Multi-timescale active distribution network optimal scheduling considering temporal-spatial reserve coordination

Abstract

To improve the self-adjusting ability of the distribution network and reduce the impact of fluctuated power on the upstream transmission network, a multi-timescale active distribution network (ADN) scheduling method, which includes a reserve coordination strategy and a scheduling framework, is proposed in this paper. The reserve coordination strategy can schedule available reserve resources according to their temporal-spatial characteristics, and the scheduling framework further uses the reserve margin as feedback signals and optimizes resources in both the transmission and distribution network under different timescale. In the day-ahead stage, reserve provided by transmission network and operation of slow-response resources are optimized based on the day-ahead forecast. In the intraday stage, the reserve and output of remaining distributed energy resources (DERs) in the distribution network are updated according to the renewed forecast with more accuracy.
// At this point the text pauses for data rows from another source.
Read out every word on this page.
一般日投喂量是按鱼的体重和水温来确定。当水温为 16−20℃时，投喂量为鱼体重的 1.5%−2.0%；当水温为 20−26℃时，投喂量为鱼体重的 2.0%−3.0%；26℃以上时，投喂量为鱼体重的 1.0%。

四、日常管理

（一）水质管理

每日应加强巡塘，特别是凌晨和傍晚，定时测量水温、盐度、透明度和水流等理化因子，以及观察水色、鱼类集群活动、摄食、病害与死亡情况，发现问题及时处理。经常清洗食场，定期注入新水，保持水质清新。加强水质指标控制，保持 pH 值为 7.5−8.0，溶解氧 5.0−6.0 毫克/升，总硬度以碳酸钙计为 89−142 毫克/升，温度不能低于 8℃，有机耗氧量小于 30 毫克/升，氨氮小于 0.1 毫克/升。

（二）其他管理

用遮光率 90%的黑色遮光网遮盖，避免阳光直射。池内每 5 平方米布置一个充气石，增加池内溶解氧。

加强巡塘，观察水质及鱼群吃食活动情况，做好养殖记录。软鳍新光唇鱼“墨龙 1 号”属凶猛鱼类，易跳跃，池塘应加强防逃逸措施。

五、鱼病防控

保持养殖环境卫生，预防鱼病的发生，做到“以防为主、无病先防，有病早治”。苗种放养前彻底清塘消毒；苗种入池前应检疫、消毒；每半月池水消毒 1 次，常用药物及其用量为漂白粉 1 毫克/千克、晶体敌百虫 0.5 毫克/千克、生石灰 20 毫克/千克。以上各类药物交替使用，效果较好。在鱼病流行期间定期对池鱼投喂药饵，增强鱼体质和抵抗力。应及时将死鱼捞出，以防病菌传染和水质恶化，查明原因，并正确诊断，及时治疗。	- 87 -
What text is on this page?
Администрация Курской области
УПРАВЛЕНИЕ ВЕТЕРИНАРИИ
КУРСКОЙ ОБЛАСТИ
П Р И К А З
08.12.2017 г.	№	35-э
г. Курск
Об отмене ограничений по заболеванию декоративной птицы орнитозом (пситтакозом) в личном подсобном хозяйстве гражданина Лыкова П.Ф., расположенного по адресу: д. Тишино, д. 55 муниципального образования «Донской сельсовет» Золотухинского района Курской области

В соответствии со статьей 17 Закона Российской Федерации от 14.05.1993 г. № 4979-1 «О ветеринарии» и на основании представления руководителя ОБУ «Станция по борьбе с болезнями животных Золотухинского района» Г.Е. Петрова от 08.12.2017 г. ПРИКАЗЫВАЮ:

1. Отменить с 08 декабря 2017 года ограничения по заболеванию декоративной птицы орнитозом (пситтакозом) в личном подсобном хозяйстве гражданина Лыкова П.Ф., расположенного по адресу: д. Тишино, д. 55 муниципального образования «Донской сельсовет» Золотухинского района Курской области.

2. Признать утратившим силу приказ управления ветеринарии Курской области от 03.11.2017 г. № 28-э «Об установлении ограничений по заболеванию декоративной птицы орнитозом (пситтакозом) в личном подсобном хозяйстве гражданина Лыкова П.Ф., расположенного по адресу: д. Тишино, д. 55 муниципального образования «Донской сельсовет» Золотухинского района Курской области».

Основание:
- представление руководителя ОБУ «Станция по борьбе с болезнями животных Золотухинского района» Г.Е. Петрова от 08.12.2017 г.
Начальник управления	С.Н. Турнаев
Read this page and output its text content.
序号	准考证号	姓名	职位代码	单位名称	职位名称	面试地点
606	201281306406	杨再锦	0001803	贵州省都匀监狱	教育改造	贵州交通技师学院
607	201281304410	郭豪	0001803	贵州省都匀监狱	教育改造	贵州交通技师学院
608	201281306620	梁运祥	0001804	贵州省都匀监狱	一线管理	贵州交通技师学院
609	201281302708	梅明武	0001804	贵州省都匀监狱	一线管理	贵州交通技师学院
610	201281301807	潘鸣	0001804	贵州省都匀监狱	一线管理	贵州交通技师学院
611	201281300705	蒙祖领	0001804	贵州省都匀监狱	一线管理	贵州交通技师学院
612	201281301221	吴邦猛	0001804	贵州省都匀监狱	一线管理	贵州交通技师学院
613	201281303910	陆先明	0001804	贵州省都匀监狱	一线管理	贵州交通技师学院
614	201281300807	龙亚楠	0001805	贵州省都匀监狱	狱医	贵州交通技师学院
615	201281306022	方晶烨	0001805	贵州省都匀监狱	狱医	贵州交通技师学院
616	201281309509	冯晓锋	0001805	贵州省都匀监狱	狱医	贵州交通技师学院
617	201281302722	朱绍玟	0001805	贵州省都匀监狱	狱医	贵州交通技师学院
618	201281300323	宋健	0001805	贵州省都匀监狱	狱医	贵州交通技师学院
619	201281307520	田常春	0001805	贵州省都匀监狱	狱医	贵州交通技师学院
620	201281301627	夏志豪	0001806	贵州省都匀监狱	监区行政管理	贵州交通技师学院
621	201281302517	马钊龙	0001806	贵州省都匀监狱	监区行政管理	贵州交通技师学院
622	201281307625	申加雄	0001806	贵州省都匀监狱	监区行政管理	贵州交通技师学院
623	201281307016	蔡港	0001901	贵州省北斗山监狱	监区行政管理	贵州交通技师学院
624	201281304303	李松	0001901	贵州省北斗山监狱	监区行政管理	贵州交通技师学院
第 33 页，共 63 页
In the real-time stage, combining with the model predictive control (MPC), deviations from the dispatched results are minimized to adjust the output of DERs on a rolling basis. The temporal reserve coordination for day-ahead and intraday can reduce the real-time deviation, and the spatial reserve coordination for transmission and distribution network can minimize the impact of power fluctuations on the upstream transmission. Case study on an IEEE 33-bus system verified the effectiveness of the proposed method.